Victor bebía un Chivas a pequeños sorbos para que le durase más. Las bebidas eran caras, y Victor disponía de la paciencia de un camello. Arkady tenía delante de sí un modesto vaso de agua; era un hombre pálido con el pelo oscuro y la calma de un observador profesional. Treinta y seis horas sin dormir lo habían vuelto más tranquilo de lo habitual.
—El corazón me duele más que la cara —dijo Zoya.
—¿Un corazón roto? —sugirió Victor, como si el tema fuese su especialidad.
—Mi cara está arruinada.
—No, aún es una mujer hermosa. Muéstrele a mi amigo lo que le hizo su esposo.
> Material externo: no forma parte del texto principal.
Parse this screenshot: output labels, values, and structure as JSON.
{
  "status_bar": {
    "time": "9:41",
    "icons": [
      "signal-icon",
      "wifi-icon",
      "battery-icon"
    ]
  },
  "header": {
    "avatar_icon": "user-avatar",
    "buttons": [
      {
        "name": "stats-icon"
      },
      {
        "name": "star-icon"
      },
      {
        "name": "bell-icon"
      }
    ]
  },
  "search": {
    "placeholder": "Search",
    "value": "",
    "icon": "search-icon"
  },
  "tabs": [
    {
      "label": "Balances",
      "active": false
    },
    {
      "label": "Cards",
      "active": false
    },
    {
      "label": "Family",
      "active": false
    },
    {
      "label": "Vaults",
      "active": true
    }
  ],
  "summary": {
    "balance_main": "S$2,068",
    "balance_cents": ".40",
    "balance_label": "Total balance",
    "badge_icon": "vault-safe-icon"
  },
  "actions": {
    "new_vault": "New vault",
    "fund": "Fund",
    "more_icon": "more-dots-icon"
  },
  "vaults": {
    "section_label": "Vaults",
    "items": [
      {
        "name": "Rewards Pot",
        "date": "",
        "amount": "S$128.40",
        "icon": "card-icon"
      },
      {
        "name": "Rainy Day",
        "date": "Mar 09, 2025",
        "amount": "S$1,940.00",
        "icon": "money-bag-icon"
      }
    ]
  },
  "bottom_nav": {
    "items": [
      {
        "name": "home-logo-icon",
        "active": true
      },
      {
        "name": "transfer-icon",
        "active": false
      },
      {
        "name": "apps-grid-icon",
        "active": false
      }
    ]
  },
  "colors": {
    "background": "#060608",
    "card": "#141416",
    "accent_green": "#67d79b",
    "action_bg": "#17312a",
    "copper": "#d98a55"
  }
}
Los conductores y guardaespaldas que ocupaban los taburetes junto a la barra guardaban una actitud contemplativa acunando sus copas, dando caladas a los cigarrillos, manteniendo el equilibrio. Un par de jefes comparaban los bronceados de Florida e instantáneas de la Bella Durmiente. Zoya apartó el crucifijo para poder bajar la cremallera de la chaqueta y mostrarle a Arkady una magulladura que parecía una mancha de uva sobre su suave pecho.
—¿Su esposo le hizo eso? —preguntó Arkady.
Ella se subió la cremallera y asintió.
—Pronto estará a salvo —la tranquilizó Victor—. Esa clase de animales no deberían andar sueltos por la calle.
—Antes de que nos casáramos era un hombre maravilloso. Incluso hoy debo decir que Alexander era un amante maravilloso.
—Eso es algo natural —dijo Victor—. Trate de recordar los buenos tiempos. ¿Cuánto lleva casada?
—Tres meses.
¿Dejaría de nevar alguna vez?, se preguntó Arkady. Un Pathfinder se detuvo junto a uno de los surtidores de gasolina. La mafia se estaba volviendo conservadora; ahora que habían conquistado y establecido sus territorios autónomos eran defensores del statu quo. Sus hijos serían banqueros y los hijos de sus hijos serían poetas o algo así. Podían contar con ello: en cincuenta años, una edad de oro de la poesía.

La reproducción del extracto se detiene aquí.